Tuition fees have variable effect on would-be students

November 5, 2004

Applications to Australian universities for 2005 have fallen sharply, but higher tuition fees due to be imposed at most institutions may not be to blame.

Public universities in Western Australia have suffered the biggest fall, with an 8 per cent drop in student applications this year compared with the same time in 2003. Tertiary admission centres in New South Wales, South Australia and Queensland have experienced about half the West Australian decline.

The private Notre Dame University in Perth, however, has seen a 53 per cent rise in student applications compared with last year - 2,000 prospective students have applied for places. The university says this may be a result of a federal government decision to allow private students access to a deferred student loan scheme. The scheme allows public and private university students to borrow up to A$50,000 (£20,420), and they do not have to repay the loan until their income reaches A$35,000.

In contrast to Notre Dame, Bond University in Queensland, Australia's other private institution, has not recorded a marked change in student applications this year.

A majority of public universities will increase Higher Education Contribution Scheme fees by up to 25 per cent. But several have received more applications than they did last year, while a few that decided not to raise fees have seen applications fall.

After announcing a fees rise of 20 per cent next year, Canberra University saw a 14 per cent drop in applications.
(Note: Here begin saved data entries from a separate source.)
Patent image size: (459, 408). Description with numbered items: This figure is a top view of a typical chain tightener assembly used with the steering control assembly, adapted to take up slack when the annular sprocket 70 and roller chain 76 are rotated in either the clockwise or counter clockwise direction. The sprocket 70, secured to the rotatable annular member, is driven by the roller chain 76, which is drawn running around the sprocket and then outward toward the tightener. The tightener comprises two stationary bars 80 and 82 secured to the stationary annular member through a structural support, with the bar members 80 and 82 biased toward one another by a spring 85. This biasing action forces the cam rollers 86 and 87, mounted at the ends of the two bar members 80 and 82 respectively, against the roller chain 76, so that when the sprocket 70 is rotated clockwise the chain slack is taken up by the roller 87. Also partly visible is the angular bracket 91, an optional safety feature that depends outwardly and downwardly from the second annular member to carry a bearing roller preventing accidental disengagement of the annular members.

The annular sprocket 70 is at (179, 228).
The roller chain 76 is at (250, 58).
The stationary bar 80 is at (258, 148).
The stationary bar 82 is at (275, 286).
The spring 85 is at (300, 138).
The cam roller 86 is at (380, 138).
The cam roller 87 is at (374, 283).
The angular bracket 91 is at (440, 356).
Yet Curtin University of Technology in Western Australia, which will not vary its fees, has still seen a drop of 10 per cent.
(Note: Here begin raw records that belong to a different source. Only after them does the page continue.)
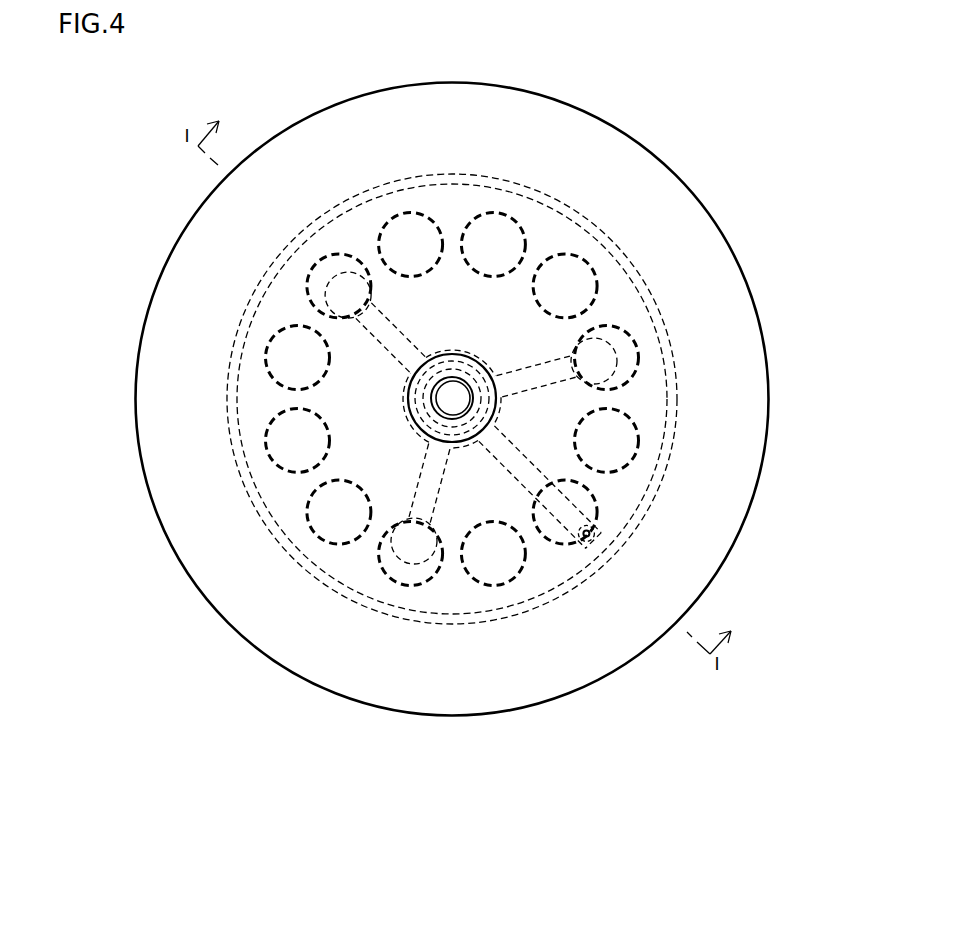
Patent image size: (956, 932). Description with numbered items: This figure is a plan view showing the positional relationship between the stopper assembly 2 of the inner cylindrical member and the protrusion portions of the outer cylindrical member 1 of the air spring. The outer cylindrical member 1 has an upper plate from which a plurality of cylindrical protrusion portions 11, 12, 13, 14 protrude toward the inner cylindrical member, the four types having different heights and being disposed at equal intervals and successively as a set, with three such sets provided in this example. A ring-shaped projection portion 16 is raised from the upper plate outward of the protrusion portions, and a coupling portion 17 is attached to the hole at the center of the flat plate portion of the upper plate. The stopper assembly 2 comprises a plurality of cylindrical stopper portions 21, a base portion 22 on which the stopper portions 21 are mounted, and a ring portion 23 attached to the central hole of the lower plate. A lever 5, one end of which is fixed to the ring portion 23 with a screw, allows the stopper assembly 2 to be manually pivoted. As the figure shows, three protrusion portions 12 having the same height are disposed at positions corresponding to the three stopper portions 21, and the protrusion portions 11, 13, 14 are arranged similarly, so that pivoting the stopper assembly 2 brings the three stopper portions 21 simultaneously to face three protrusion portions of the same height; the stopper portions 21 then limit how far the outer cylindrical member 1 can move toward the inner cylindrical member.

The outer cylindrical member 1 is at (735, 312).
The stopper assembly 2 is at (471, 532).
The lever 5 is at (537, 472).
The protrusion portion 11 is at (575, 273).
The protrusion portion 12 is at (322, 273).
The protrusion portion 13 is at (412, 228).
The protrusion portion 14 is at (495, 228).
The ring-shaped projection portion 16 is at (650, 282).
The coupling portion 17 is at (448, 411).
The stopper portion 21 is at (421, 547).
The base portion 22 is at (430, 488).
The ring portion 23 is at (453, 432).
A decline in the 15 to 19-year-old population may be playing a part in falling applications. But demand from mature students has fallen even further.
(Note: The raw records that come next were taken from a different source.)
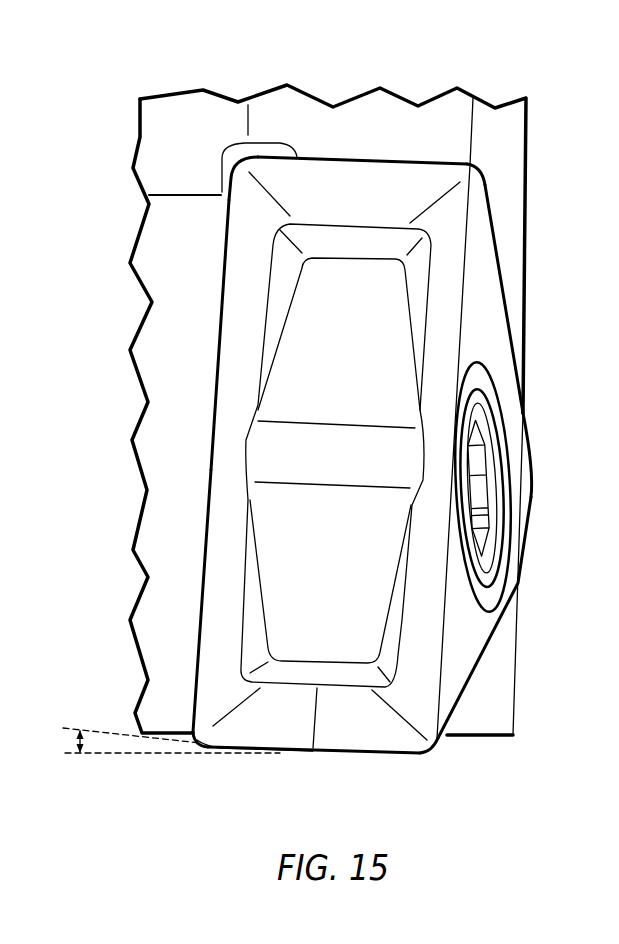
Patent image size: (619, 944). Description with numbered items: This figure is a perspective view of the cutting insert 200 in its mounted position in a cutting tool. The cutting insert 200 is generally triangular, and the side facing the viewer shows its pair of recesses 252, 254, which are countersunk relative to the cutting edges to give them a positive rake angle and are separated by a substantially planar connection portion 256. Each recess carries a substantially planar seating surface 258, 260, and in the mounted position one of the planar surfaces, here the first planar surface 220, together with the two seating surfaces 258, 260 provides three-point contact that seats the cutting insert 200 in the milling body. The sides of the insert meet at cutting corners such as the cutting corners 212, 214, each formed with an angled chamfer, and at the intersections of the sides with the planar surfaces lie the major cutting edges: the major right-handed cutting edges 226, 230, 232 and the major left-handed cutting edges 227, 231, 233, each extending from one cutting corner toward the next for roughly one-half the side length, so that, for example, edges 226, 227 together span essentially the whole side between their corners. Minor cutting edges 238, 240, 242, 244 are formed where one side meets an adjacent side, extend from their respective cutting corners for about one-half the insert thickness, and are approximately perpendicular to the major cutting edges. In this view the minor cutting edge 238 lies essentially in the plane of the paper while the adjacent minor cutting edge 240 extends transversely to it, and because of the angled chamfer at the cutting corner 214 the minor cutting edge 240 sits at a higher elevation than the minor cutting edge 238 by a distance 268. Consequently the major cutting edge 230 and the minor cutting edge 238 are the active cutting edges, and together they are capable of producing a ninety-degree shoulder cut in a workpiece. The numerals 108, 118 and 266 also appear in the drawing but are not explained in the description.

The cutting insert 200 is at (606, 372).
The structure corner 108 is at (440, 746).
The flange lip 118 is at (240, 138).
The cutting corner 212 is at (478, 164).
The cutting corner 214 is at (187, 760).
The first planar surface 220 is at (517, 534).
The major right-handed cutting edge 226 is at (443, 652).
The major left-handed cutting edge 227 is at (467, 298).
The major right-handed cutting edge 230 is at (468, 695).
The major left-handed cutting edge 231 is at (502, 623).
The major right-handed cutting edge 232 is at (220, 337).
The major left-handed cutting edge 233 is at (195, 647).
The minor cutting edge 238 is at (367, 756).
The minor cutting edge 240 is at (234, 756).
The minor cutting edge 242 is at (422, 158).
The minor cutting edge 244 is at (300, 122).
The recess 252 is at (303, 609).
The recess 254 is at (323, 311).
The connection portion 256 is at (290, 452).
The seating surface 258 is at (308, 573).
The seating surface 260 is at (317, 345).
The bottom corner 266 is at (203, 748).
The distance 268 is at (78, 745).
University admissions officers point out that applications surged last year for study in 2004. They think many students, who might otherwise have deferred entry for a year, decided to begin their courses before top-up fees were introduced. Students who are already enrolled will not pay the Hecs increases.

Although demand for university places is likely to continue to outstrip supply, students seeking to enrol in 2005 will have more chance of being admitted. The re-elected Conservative Government has also increased the number of subsidised places by nearly 10,000.